|Print | Back||June 25, 2012|
Moments in ArtHammer and Fire
by Lawrence Jeppson
During the Middle Ages, dinanderie was an important metal-crafting industry. It centered in Dinant, Belgium -- hence its name.
Dinanderie was a method of hand-sculpting copper and pewter objects with a hammer and anvil, encrusting the objects with precious metals and gems and giving the metal various patinas, sometimes using fire.
Development of brazing brought a much cheaper way of making useful objects and required little skill. So laws of economics crushed a great and beautiful art-craft.
Singlehandedly, an obscure French artist attempted to revive it. His name was Maurice Perrier (1925-2011?). For a decade he lived in Peru and Chile, but he returned to France and eventually found an abandoned terrace farm in the dry Alpine foothills about 40 miles north of Cannes, where he and his wife could live frugally while he worked away on his art.
Although we had exchanged some across-the-ocean correspondence, our first meeting was a little chancy. I took an obscure and somewhat quaint railroad ride from Geneva, Switzerland, to Nice, France. I recall that the last part of the trip was on a private rail line, one that had not been taken over by the French government's rail syndicate.
Maurice knew I was coming, but we hadn't worked out details. There was no telephone service to his farm, and this was decades before cell phones. I got off the train not knowing just what to do. I checked into a nearby hotel. The next day he drove to Nice and began checking hotels, beginning with those closest to the station. I think the hand of Providence was at work. We found each other, and he drove me to the hilly farm, where I spent several nights and ate too many fresh figs off the gnarled, old, and unkempt trees.
Slowly he gained some recognition in Paris galleries. I procured for him a brief exposition at Neiman-Marcus in Dallas; and, because he made beautiful chalices and patens, at a Catholic objects show in Seattle at the time of the world's fair.
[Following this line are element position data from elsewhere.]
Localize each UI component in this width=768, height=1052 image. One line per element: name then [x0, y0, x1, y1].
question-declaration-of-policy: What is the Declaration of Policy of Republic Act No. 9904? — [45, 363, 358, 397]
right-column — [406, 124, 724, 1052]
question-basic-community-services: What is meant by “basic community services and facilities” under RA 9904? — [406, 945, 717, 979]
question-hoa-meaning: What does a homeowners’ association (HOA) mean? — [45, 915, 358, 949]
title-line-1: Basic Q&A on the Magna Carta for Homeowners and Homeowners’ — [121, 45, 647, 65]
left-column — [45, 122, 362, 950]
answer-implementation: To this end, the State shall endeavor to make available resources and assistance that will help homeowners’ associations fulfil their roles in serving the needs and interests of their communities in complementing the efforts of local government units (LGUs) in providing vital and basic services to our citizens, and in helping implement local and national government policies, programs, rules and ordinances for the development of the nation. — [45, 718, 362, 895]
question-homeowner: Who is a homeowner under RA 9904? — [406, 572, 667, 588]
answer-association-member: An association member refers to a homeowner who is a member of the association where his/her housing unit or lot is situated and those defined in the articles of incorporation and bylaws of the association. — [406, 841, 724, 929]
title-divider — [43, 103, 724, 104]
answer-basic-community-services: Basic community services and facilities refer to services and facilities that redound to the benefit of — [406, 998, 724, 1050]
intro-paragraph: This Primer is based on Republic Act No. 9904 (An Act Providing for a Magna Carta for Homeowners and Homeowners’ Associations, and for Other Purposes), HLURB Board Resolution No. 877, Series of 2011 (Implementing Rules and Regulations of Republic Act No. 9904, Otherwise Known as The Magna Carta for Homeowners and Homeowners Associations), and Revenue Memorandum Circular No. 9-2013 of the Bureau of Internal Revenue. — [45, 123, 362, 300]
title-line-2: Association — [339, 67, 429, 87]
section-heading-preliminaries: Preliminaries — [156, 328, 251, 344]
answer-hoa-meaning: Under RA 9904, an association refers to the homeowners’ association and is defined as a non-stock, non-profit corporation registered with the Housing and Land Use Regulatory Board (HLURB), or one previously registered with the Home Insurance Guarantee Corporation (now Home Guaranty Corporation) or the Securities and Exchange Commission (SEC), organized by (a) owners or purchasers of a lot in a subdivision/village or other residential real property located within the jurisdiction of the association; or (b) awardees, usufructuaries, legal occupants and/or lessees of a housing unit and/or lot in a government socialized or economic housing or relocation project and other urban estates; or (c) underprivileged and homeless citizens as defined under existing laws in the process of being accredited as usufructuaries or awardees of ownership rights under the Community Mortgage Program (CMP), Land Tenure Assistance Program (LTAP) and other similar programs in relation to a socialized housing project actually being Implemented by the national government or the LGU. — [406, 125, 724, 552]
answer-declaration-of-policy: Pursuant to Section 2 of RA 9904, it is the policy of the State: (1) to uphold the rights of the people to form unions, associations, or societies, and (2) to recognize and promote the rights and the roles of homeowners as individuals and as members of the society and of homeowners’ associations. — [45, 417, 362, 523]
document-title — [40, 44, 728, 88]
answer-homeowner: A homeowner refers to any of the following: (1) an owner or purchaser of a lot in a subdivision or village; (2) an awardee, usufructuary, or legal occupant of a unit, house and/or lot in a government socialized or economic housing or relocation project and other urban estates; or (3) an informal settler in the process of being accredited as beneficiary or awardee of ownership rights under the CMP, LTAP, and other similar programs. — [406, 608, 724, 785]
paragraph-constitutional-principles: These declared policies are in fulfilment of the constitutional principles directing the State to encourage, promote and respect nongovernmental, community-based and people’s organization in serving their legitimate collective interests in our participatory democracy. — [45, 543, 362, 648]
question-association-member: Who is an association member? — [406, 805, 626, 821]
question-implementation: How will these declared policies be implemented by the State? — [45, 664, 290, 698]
Perrier became a dinandier partially by chance. He inherited a set of ancient and rare tools. Without a mentor, he had to learn to use them and to rediscover techniques that had been lost for centuries. Though he used ancient methods, he created unique objects of his own design and taste. Thus some of his things were more Inca than Renaissance, more 20th century than medieval.
He used fire abundantly, sometimes with a blowtorch. By varying time, temperature, thermal patterns, and chemical compounds, he created elegant patinas of green, red, black, and brown - often intermixed.
Each piece of sculpture started with a disk of metal. Some modern metal crafters start the same way, say with a disk of copper. But they will mount their disks on a lathe and create their objects by spinning them. This is not the technique of the dinandier.
Standing before a serpent's head - a form of anvil - Perrier laboriously tapped the disk over and over with a hammer to make the form take shape. He used a variety of heads and hammers, each of a distinct shape, to tap his object into the form he wanted.
The complex creation of patina would come only when the form of the object was completed.
At that obscure and isolated rustic studio, I stood beside him and watched - amazed at his design brilliance, precision, and stamina - and timed his hammering at the steady rate of 8,000 beats per hour!
Happily, such a time-motion curiosity never occurred to him.